Gonen Serap, Ros-Freixedes Roger, Battagin Mara, Gorjanc Gregor, Hickey John M
The Roslin Institute and Royal (Dick) School of Veterinary Studies, The University of Edinburgh, Easter Bush, Midlothian, Scotland, UK.
Genet Sel Evol. 2017 May 18;49(1):47. doi: 10.1186/s12711-017-0322-5.
This paper describes a method, called AlphaSeqOpt, for the allocation of sequencing resources in livestock populations with existing phased genomic data to maximise the ability to phase and impute sequenced haplotypes into the whole population.
We present two algorithms. The first selects focal individuals that collectively represent the maximum possible portion of the haplotype diversity in the population. The second allocates a fixed sequencing budget among the families of focal individuals to enable phasing of their haplotypes at the sequence level. We tested the performance of the two algorithms in simulated pedigrees.

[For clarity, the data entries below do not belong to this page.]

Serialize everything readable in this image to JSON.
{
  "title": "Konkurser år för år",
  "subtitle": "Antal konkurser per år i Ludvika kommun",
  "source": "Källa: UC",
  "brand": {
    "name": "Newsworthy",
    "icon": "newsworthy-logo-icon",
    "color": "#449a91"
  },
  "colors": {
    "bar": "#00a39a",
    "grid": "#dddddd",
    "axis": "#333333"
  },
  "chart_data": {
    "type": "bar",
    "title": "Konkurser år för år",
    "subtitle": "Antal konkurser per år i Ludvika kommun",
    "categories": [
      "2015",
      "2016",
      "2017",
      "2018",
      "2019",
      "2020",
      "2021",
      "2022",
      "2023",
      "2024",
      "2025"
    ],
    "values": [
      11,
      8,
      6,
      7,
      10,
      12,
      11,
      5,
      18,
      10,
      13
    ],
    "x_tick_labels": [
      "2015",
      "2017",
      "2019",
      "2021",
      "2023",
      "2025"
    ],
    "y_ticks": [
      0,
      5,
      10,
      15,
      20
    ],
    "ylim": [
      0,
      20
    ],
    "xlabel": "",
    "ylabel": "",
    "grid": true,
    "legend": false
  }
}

For each pedigree, we evaluated the proportion of population haplotypes that are carried by the focal individuals and compared our results to a variant of the widely-used key ancestors approach and to two haplotype-based approaches. We calculated the expected phasing accuracy of the haplotypes of a focal individual at the sequence level given the proportion of the fixed sequencing budget allocated to its family.

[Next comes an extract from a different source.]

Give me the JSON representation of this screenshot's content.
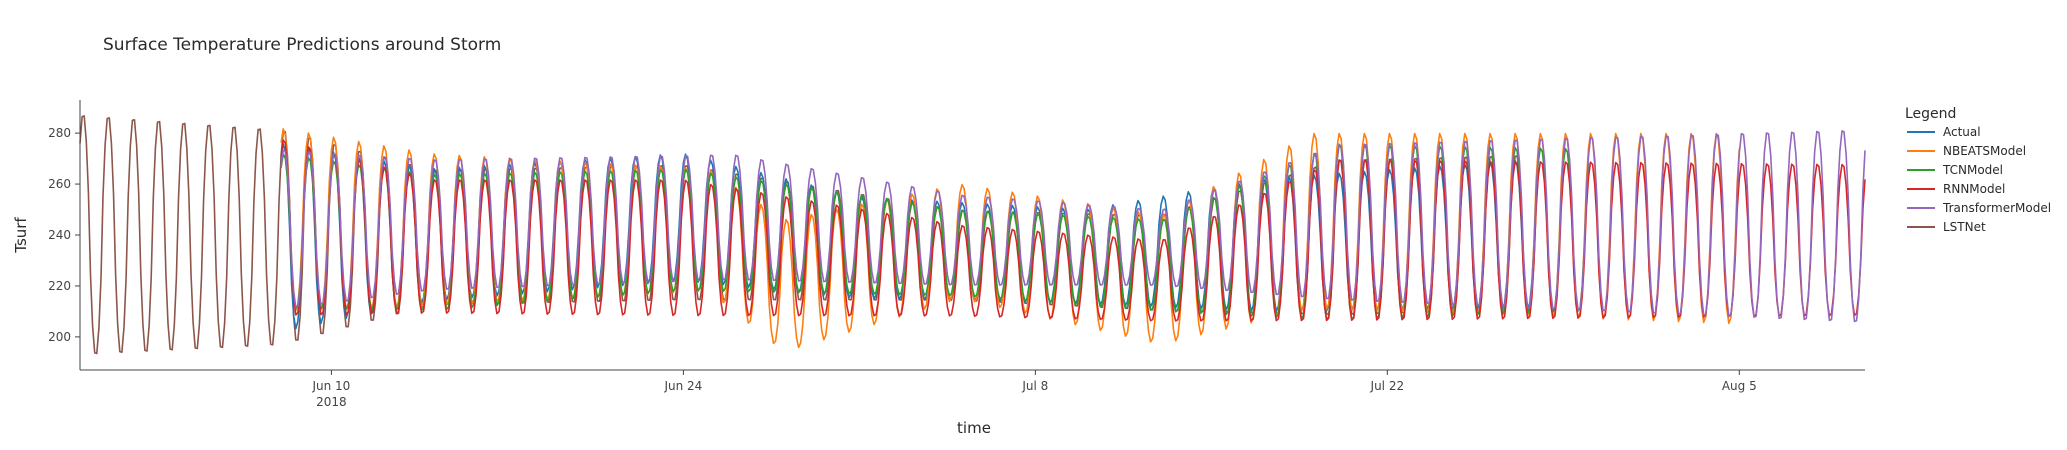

AlphaSeqOpt maximises the ability to capture and phase the most frequent haplotypes in a population in three ways. First, it selects focal individuals that collectively represent a larger portion of the population haplotype diversity than existing methods. Second, it selects focal individuals from across the pedigree whose haplotypes can be easily phased using family-based phasing and imputation algorithms, thus maximises the ability to impute sequence into the rest of the population. Third, it allocates more of the fixed sequencing budget to focal individuals whose haplotypes are more frequent in the population than to focal individuals whose haplotypes are less frequent. Unlike existing methods, we additionally present an algorithm to allocate part of the sequencing budget to the families (i.e. immediate ancestors) of focal individuals to ensure that their haplotypes can be phased at the sequence level, which is essential for enabling and maximising subsequent sequence imputation.

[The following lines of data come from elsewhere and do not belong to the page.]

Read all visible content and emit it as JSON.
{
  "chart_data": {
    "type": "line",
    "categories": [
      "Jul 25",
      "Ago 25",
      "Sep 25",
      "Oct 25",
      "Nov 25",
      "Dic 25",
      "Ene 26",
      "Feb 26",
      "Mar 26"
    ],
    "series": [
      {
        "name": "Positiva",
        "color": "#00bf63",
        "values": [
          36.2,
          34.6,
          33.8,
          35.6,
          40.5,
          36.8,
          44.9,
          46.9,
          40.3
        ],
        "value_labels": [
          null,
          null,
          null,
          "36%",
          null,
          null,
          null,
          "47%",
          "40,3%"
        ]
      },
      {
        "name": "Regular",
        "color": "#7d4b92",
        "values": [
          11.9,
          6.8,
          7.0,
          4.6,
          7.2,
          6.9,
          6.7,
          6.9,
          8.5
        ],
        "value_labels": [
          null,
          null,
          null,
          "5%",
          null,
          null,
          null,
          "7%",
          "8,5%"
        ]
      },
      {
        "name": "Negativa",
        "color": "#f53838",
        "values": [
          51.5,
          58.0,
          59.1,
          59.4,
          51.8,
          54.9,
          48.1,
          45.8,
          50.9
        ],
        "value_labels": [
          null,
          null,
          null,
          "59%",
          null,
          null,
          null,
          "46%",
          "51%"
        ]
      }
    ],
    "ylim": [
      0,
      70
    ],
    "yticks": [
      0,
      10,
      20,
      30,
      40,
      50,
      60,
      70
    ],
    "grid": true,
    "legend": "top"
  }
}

We present a new method for the allocation of a fixed sequencing budget to focal individuals and their families such that the final sequenced haplotypes, when phased at the sequence level, represent the maximum possible portion of the haplotype diversity in the population that can be sequenced and phased at that budget.
本文描述了一种名为AlphaSeqOpt的方法,用于在具有现有分型基因组数据的家畜群体中分配测序资源,以最大限度地提高将测序单倍型分型和推算到整个群体中的能力。
我们提出了两种算法。第一种算法选择能够共同代表群体中单倍型多样性最大可能部分的核心个体。第二种算法在核心个体的家系中分配固定的测序预算,以便在序列水平上对其单倍型进行分型。我们在模拟系谱中测试了这两种算法的性能。对于每个系谱,我们评估了核心个体所携带的群体单倍型的比例,并将我们的结果与广泛使用的关键祖先方法的一个变体以及两种基于单倍型的方法进行比较。我们根据分配给其家系的固定测序预算的比例,计算了核心个体单倍型在序列水平上的预期分型准确性。
AlphaSeqOpt通过三种方式最大限度地提高了捕获和分型群体中最常见单倍型的能力。首先,它选择的核心个体共同代表的群体单倍型多样性比例比现有方法更大。其次,它从整个系谱中选择核心个体,其单倍型可以使用基于家系的分型和推算算法轻松分型,从而最大限度地提高了将序列推算到群体其他个体中的能力。第三,它将更多的固定测序预算分配给群体中单倍型更常见的核心个体,而不是单倍型较不常见的核心个体。与现有方法不同,我们还提出了一种算法,将部分测序预算分配给核心个体的家系(即直系祖先),以确保其单倍型能够在序列水平上进行分型,这对于实现并最大化后续的序列推算至关重要。
我们提出了一种新方法,用于将固定的测序预算分配给核心个体及其家系,使得最终在序列水平上分型的测序单倍型能够代表在该预算下可测序和分型的群体单倍型多样性的最大可能部分。